29 Aug 2010
Aid groups reported last week that Rwandan and Congolese rebels took over villages in the eastern part of the Democratic Republic of Congo and gang-raped almost 200 women and five young boys. The rapes occurred between July 30 and August 3, within miles of a United Nations (UN) peacekeeping base.
The humanitarian group that documented the rapes, International Medical Corps, said aid and UN workers knew the rebels had occupied the villages soon after it happened and that they notified the United Nations about the attacks on August 6th.

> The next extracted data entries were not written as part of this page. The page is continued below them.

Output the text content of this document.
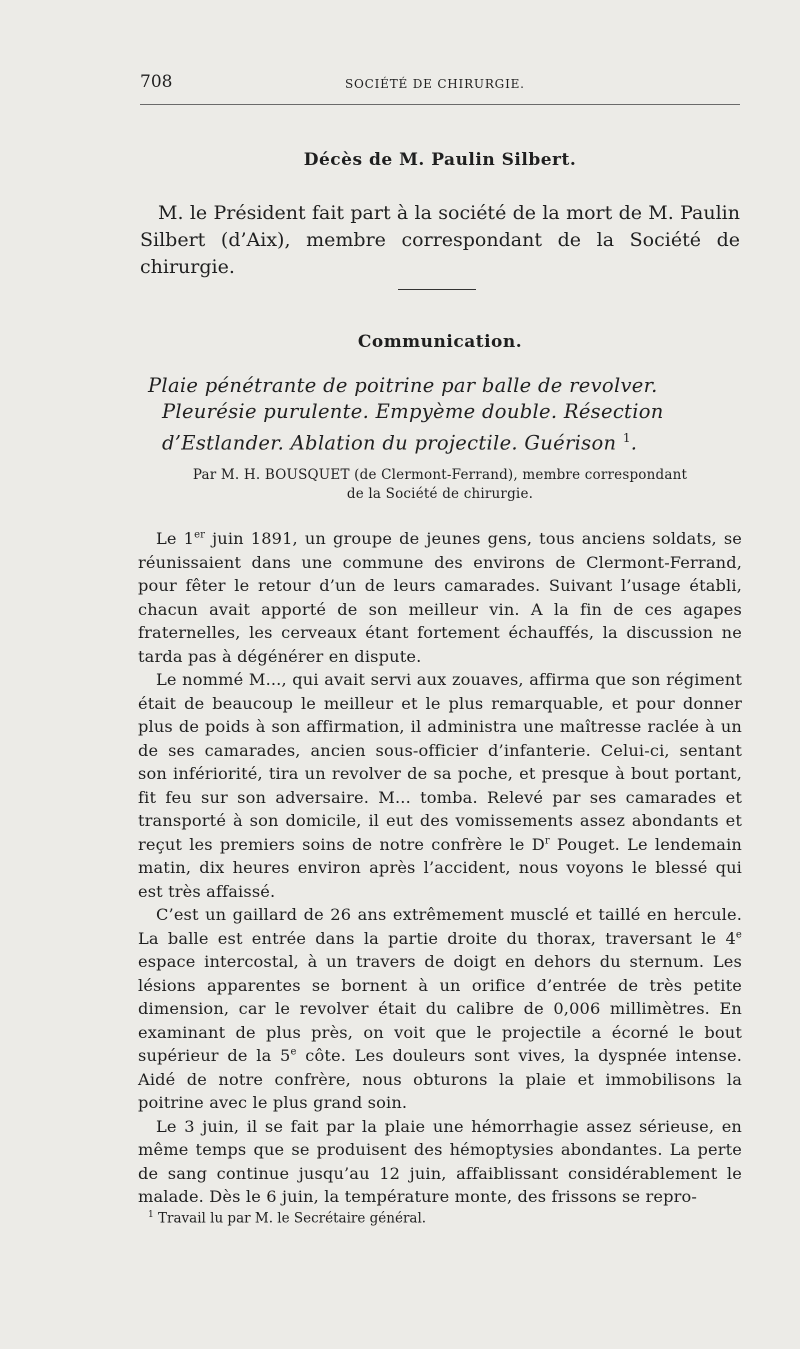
708	SOCIÉTÉ DE CHIRURGIE.
Décès de M. Paulin Silbert.
M. le Président fait part à la société de la mort de M. Paulin Silbert (d’Aix), membre correspondant de la Société de chirurgie.
Communication.
Plaie pénétrante de poitrine par balle de revolver. Pleurésie purulente. Empyème double. Résection d’Estlander. Ablation du projectile. Guérison $^1$.
Par M. H. BOUSQUET (de Clermont-Ferrand), membre correspondant
de la Société de chirurgie.

Le 1er juin 1891, un groupe de jeunes gens, tous anciens soldats, se réunissaient dans une commune des environs de Clermont-Ferrand, pour fêter le retour d’un de leurs camarades. Suivant l’usage établi, chacun avait apporté de son meilleur vin. A la fin de ces agapes fraternelles, les cerveaux étant fortement échauffés, la discussion ne tarda pas à dégénérer en dispute.

Le nommé M..., qui avait servi aux zouaves, affirma que son régiment était de beaucoup le meilleur et le plus remarquable, et pour donner plus de poids à son affirmation, il administra une maîtresse raclée à un de ses camarades, ancien sous-officier d’infanterie. Celui-ci, sentant son infériorité, tira un revolver de sa poche, et presque à bout portant, fit feu sur son adversaire. M... tomba. Relevé par ses camarades et transporté à son domicile, il eut des vomissements assez abondants et reçut les premiers soins de notre confrère le $D^r$ Pouget. Le lendemain matin, dix heures environ après l’accident, nous voyons le blessé qui est très affaissé.

C’est un gaillard de 26 ans extrêmement musclé et taillé en hercule. La balle est entrée dans la partie droite du thorax, traversant le 4e espace intercostal, à un travers de doigt en dehors du sternum. Les lésions apparentes se bornent à un orifice d’entrée de très petite dimension, car le revolver était du calibre de 0,006 millimètres. En examinant de plus près, on voit que le projectile a écorné le bout supérieur de la 5e côte. Les douleurs sont vives, la dyspnée intense. Aidé de notre confrère, nous obturons la plaie et immobilisons la poitrine avec le plus grand soin.

Le 3 juin, il se fait par la plaie une hémorrhagie assez sérieuse, en même temps que se produisent des hémoptysies abondantes. La perte de sang continue jusqu’au 12 juin, affaiblissant considérablement le malade. Dès le 6 juin, la température monte, des frissons se repro-

$^1$ Travail lu par M. le Secrétaire général.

But it's taken the UN nearly three weeks to respond.
A joint UN human rights team has now confirmed the rapes of 154 women.

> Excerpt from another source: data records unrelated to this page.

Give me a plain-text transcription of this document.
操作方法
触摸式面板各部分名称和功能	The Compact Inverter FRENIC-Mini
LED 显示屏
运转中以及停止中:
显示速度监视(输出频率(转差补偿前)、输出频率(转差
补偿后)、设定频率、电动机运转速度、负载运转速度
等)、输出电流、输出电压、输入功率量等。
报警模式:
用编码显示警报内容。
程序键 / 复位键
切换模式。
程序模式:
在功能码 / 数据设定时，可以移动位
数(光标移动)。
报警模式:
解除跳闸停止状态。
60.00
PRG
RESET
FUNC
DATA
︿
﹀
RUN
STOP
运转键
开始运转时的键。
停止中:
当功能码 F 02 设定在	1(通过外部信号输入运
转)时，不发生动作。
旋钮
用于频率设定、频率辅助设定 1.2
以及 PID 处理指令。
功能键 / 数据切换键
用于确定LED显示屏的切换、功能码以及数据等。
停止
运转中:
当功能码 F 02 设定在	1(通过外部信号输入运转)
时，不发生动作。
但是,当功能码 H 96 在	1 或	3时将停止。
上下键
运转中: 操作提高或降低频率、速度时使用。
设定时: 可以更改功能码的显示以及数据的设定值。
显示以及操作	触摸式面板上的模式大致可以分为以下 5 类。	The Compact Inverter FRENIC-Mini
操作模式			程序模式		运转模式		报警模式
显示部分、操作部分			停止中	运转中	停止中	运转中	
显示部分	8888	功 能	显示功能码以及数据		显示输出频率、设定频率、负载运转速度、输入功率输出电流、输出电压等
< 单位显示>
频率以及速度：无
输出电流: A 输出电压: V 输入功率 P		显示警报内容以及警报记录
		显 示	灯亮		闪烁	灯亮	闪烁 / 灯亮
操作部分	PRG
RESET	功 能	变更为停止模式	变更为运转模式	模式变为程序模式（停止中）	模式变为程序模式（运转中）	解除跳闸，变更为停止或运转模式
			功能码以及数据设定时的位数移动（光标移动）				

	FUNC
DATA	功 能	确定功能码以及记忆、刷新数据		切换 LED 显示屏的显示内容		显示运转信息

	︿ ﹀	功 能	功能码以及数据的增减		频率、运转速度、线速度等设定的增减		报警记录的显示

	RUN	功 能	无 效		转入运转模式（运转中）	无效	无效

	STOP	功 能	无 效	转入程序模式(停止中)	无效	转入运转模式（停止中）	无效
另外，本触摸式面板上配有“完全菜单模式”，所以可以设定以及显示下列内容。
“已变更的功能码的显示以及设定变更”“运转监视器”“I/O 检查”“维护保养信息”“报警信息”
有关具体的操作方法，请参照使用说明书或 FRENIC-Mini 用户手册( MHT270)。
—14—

Amy Good man of Democracy Now speaks with Eve Ensler, award-winning playwright and creator of The Vagina Monologues and V-Day, a global movement to stop violence against women and girls, about the slow response of the UN and limited reaction of the world in general to this horrific crime.
Amongst other things Eve Ensler says, "There is a history of colonialism and racism in the Congo…and people just expect things like this to happen in the Congo. I was in Bosnia in 1992 when women were being raped in the war…But I will tell you, you know, within a year and a half, when it was heard that 20,000 to 40,000 white women were being raped in the middle of eastern Europe, that war got ended, and those women got protected. It's been thirteen years in the Congo. Thirteen years."